Efficacy and Safety of Exenatide in the Treatment of Hypothalamic Obesity After Craniopharyngioma Therapy

Status:
Completed

Trial end date:
2018-09-30

Target enrollment:
0

Participant gender:
All

Summary

This hypothalamic obesity is associated with serious metabolic and psychosocial consequences.
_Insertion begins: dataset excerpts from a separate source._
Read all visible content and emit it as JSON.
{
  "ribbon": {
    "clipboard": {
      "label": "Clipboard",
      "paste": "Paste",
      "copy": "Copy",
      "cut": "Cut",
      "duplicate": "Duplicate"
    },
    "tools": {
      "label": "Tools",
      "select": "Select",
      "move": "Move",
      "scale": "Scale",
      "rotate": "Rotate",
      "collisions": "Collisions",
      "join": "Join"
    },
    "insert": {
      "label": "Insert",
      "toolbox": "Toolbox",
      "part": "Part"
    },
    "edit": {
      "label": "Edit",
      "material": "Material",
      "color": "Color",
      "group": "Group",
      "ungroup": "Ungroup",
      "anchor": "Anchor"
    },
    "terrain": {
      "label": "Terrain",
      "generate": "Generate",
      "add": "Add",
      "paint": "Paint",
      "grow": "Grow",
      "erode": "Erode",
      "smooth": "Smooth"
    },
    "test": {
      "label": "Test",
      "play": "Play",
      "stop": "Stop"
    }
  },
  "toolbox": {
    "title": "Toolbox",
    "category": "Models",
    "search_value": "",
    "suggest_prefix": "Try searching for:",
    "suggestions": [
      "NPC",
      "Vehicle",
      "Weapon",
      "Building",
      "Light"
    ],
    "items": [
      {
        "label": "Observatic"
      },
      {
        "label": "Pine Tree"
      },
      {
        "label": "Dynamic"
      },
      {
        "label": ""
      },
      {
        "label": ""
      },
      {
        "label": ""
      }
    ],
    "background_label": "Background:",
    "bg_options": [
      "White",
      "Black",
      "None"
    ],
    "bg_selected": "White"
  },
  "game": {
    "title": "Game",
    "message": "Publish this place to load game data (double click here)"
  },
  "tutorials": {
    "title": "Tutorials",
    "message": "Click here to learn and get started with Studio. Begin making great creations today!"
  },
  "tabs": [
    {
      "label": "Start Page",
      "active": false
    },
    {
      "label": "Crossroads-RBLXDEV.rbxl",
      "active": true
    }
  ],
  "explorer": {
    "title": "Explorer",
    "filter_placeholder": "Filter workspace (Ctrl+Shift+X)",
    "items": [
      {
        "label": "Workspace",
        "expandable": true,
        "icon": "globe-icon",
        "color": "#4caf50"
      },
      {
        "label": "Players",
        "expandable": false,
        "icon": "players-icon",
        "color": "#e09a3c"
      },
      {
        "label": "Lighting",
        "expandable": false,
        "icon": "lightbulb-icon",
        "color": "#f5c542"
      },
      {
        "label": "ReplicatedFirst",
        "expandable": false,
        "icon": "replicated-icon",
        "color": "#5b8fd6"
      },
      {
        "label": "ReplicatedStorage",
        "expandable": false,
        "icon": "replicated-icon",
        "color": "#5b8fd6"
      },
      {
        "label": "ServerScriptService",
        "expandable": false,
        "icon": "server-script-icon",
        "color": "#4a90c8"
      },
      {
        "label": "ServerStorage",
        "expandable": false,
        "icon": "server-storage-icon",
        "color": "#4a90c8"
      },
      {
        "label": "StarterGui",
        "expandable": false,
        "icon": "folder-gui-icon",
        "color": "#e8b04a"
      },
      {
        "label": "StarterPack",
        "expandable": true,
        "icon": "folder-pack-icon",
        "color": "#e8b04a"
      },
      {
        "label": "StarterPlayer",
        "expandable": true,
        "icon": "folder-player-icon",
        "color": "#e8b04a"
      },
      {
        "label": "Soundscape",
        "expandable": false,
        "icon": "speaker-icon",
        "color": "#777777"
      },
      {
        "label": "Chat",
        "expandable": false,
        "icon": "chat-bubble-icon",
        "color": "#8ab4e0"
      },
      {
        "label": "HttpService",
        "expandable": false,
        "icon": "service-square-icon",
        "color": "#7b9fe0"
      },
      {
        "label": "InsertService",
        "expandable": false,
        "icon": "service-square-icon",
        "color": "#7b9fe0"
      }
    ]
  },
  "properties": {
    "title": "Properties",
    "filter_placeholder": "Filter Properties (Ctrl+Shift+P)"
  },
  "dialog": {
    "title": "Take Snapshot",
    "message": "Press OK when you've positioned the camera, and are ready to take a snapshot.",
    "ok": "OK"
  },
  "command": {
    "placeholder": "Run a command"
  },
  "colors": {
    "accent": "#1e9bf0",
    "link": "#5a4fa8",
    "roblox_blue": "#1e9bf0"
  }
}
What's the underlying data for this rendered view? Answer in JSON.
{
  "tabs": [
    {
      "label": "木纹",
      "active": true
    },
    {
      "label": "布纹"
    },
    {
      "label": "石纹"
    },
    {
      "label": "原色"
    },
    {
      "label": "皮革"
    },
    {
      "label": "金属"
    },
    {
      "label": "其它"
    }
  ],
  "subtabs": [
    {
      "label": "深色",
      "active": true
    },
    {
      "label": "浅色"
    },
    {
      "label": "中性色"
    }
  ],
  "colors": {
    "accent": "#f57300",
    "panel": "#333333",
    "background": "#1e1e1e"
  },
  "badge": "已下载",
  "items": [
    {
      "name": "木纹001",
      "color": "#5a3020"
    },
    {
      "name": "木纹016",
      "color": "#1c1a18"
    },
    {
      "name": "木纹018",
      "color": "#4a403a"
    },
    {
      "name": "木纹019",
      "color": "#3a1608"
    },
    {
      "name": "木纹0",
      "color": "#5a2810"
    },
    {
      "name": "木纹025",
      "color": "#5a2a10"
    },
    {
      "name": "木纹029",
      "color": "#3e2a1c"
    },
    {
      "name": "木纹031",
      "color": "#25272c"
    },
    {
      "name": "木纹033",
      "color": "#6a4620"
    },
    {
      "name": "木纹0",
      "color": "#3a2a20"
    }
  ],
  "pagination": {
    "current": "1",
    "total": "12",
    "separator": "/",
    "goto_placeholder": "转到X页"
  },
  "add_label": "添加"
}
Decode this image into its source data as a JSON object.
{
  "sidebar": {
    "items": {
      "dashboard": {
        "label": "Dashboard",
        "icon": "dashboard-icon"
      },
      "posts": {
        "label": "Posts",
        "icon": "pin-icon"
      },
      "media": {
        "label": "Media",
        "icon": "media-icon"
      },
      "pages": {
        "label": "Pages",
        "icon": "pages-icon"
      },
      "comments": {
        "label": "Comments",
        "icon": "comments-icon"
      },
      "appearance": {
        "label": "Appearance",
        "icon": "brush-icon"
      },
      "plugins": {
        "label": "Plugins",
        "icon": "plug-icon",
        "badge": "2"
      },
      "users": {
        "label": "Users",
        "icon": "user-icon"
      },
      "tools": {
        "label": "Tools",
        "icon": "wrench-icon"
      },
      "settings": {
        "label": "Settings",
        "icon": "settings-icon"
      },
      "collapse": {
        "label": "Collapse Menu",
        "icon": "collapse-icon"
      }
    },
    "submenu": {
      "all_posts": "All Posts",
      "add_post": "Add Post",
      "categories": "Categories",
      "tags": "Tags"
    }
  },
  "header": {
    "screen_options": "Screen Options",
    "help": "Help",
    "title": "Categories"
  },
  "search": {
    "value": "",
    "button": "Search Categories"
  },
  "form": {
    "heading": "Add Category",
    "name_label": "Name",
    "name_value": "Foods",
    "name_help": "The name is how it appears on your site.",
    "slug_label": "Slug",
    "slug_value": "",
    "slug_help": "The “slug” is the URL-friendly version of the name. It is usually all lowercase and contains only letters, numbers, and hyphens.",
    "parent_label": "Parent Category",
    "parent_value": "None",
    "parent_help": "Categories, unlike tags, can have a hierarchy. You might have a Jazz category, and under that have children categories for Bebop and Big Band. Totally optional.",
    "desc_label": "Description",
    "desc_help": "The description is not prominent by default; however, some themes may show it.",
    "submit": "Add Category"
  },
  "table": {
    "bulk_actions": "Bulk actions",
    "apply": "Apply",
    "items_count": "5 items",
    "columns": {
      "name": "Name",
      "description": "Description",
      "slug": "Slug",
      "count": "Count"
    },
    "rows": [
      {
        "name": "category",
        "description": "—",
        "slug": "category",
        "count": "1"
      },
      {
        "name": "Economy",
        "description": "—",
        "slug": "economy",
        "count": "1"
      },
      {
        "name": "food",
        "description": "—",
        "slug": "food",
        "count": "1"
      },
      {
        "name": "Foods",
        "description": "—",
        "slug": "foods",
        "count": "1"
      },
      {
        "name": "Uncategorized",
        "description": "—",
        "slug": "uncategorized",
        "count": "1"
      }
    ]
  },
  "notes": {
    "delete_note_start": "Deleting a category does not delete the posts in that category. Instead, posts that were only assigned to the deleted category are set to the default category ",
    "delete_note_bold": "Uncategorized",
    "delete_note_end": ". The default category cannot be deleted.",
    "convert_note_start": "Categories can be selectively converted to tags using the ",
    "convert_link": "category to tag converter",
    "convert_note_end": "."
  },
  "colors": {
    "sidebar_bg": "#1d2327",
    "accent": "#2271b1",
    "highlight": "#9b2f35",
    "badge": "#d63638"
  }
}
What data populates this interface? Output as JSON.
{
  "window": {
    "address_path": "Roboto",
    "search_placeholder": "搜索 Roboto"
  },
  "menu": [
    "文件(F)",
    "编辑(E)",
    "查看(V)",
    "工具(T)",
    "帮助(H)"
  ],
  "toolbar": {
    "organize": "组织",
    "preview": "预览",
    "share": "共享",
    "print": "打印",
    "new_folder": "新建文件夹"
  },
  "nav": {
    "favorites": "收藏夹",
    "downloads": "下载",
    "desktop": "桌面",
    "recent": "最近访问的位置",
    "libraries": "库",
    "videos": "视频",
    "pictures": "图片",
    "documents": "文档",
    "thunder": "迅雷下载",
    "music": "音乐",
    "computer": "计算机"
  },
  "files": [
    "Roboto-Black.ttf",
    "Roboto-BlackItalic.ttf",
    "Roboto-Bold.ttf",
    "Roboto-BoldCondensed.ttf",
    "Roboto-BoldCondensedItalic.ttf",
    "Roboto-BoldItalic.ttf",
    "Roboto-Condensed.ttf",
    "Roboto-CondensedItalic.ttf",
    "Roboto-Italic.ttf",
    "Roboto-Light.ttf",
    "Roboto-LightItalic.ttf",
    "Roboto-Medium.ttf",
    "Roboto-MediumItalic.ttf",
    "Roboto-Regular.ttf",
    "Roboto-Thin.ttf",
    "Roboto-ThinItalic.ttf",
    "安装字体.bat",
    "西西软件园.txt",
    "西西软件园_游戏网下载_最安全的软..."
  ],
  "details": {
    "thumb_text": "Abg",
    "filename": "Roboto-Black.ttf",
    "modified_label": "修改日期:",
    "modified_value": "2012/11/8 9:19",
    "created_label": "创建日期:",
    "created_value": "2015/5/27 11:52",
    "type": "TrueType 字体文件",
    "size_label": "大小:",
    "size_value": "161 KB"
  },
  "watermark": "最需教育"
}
The purpose of the study is to compare the change of body weight after 6 months treatment with a lifestyle intervention + exenatide compare to the one after the same lifestyle intervention+ placebo in adults patients suffering from a hypothalamic obesity due to treatment of craniopharyngioma.

Phase:

Phase 3

Accepts Healthy Volunteers?

Details

Lead Sponsor:

University Hospital, Bordeaux

Treatments:

Exenatide

Criteria

Inclusion Criteria:

- They are between 18 and 75 yrs.

- They had been diagnosed with a craniopharyngioma treated by surgery and/or irradiation
without sign of recurrence.

- They have a BMI upper than 30kg/m² with intractable weight gain following therapy for
craniopharyngioma.

- They demonstrate at least one other endocrinopathy, as a marker of hypothalamic
damage.

- All pituitary deficiencies are correctly treated.

- They gave their written, informed consent before the beginning of the study.

Exclusion Criteria:

- They have type 1 diabetes.

- They have type 2 diabetes treated with insulin.

- Acidocetosis.

- Bariatric surgery

- Previous personal history of thyroid or pancreatic cancer.

- Hypercalcitoninemia.

- They have been previously treated by GLP1 analogs.

- Hypertriglyceridemia upper than 5g/l

- They had previously demonstrated voluntary weight loss during the three previous
months.

- They are under the age of 18 years or over the age of 65 yrs.

- They are maintained on medical treatment against obesity.

- They are receiving supraphysiologic hydrocortisone therapy (upper than 30 mg/jour).

- Their GH status change during the course of the study.

- Exenatide is contraindicated.

- Psychological and/or medical problems that would create difficulties for the patient
to comply with the study protocol are present.